8. Roller Coaster: The Bank of America and the Future of American Banking by Moira Johnston
Every once in a while I come across a book that surprises me in both the quality of its writing and the comprehensiveness with which it covers the underlying topic. Moira Johnston's book is one of these.

While it's ostensibly a history of Bank of America since the departure of the founding Giannini family, Roller Coaster goes into exquisite detail about the origins of the forces that converged on the banking industry in the 1980s and early 1990s. Thus, for anyone trying to make sense of this pivotal but confusing period, or if you're interested in learning about the history of Bank of America, it's impossible to find a better book than this.

Books stacked next to an open laptop.

Image source: Getty Images.

9. Last Man Standing: The Ascent of Jamie Dimon and JPMorgan Chase by Duff McDonald
Even though winners write the history books, I've found that very few great bankers either write their own books or have books written about them. It's hard to know why this is, though it probably has something to do with the, to many people, innately mundane quality of exceptional banking.

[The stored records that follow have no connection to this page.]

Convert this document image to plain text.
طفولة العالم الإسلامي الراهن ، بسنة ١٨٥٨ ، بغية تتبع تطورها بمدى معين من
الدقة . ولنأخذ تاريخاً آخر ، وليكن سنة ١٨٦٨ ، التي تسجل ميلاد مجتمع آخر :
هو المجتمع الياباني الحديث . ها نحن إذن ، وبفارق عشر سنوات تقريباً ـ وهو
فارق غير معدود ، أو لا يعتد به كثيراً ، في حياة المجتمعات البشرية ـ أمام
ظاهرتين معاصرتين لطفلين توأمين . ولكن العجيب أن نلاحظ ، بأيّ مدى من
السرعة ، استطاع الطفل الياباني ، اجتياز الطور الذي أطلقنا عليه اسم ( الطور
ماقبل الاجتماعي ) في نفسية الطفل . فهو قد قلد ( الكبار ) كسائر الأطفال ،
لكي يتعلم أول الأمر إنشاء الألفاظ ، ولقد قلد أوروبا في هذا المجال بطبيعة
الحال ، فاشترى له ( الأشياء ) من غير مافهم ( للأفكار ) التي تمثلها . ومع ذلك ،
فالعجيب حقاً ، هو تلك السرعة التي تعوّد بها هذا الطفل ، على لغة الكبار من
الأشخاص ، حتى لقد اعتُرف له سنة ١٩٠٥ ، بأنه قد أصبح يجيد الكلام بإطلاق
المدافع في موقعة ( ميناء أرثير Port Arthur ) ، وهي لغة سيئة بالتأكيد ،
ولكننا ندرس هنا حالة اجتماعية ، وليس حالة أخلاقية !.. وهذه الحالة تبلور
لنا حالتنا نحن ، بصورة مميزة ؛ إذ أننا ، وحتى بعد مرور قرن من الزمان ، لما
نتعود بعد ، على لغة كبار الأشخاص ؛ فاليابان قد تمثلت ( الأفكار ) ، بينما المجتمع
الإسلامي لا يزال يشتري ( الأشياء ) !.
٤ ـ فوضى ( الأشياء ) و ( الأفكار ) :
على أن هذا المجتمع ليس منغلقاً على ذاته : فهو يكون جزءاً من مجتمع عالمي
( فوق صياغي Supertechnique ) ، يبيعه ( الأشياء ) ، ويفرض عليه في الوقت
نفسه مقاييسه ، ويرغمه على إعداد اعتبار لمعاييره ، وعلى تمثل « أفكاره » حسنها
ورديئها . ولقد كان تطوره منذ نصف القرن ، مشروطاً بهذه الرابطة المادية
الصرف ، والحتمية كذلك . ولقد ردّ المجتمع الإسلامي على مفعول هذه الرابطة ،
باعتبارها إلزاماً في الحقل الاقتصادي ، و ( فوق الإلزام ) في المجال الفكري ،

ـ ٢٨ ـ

I'm happy to say that Duff McDonald's short biography of JPMorgan Chase CEO Jamie Dimon breaks this mold. In just over 300 pages, McDonald teases out the qualities that make Dimon one of our generation's ablest bankers.

The book covers Dimon's obsession with risk and expenses, his willingness and ability to operate counter-cyclically, and his incredible rise through the ranks as Sandy Weill's right-hand man up until the Weill-orchestrated merger of Travelers Group and Citicorp to form Citigroup.

10. After the Music Stopped: The Financial Crisis, the Response, and the Work Ahead by Alan Blinder
Say what you will about the devastating consequences of the financial crisis of 2008-2009, but there's no question that it triggered a tsunami of excellent books.

There are personal takes from former Treasury Secretaries Hank Paulson (On the Brink) and Timothy Geithner (Stress Test) and from former FDIC chairwoman Sheila Bair (Bull by the Horns). There are books that cover specific institutions like Kate Kelly's Street Fighters about the collapse of Bear Stearns, Greg Farrell's Crash of the Titans about Bank of America's acquisition of Merrill Lynch, and Kirsten Grind's The Lost Bank about the failure of Washington Mutual.

There are books about specific angles of the crisis, such as Gillian Tett's Fool's Gold, which covers the creation of credit default swaps, and Bethany McLean Joe Nocera's All the Devils Are Here, which goes into detail about the securitization industry. And finally, there are overarching takes on the crisis including Andrew Ross Sorkin's Too Big to Fail and William Cohen's House of Cards.

But at the top of the list for anyone trying to understand the crisis, is Alan Blinder's After the Music Stopped, which seeks to present the "definitive history of the crisis." While that's a tall order, and one that's perhaps impossible to fulfill, Blinder nevertheless does a masterful job at chronicling the worst financial crisis since the Great Depression.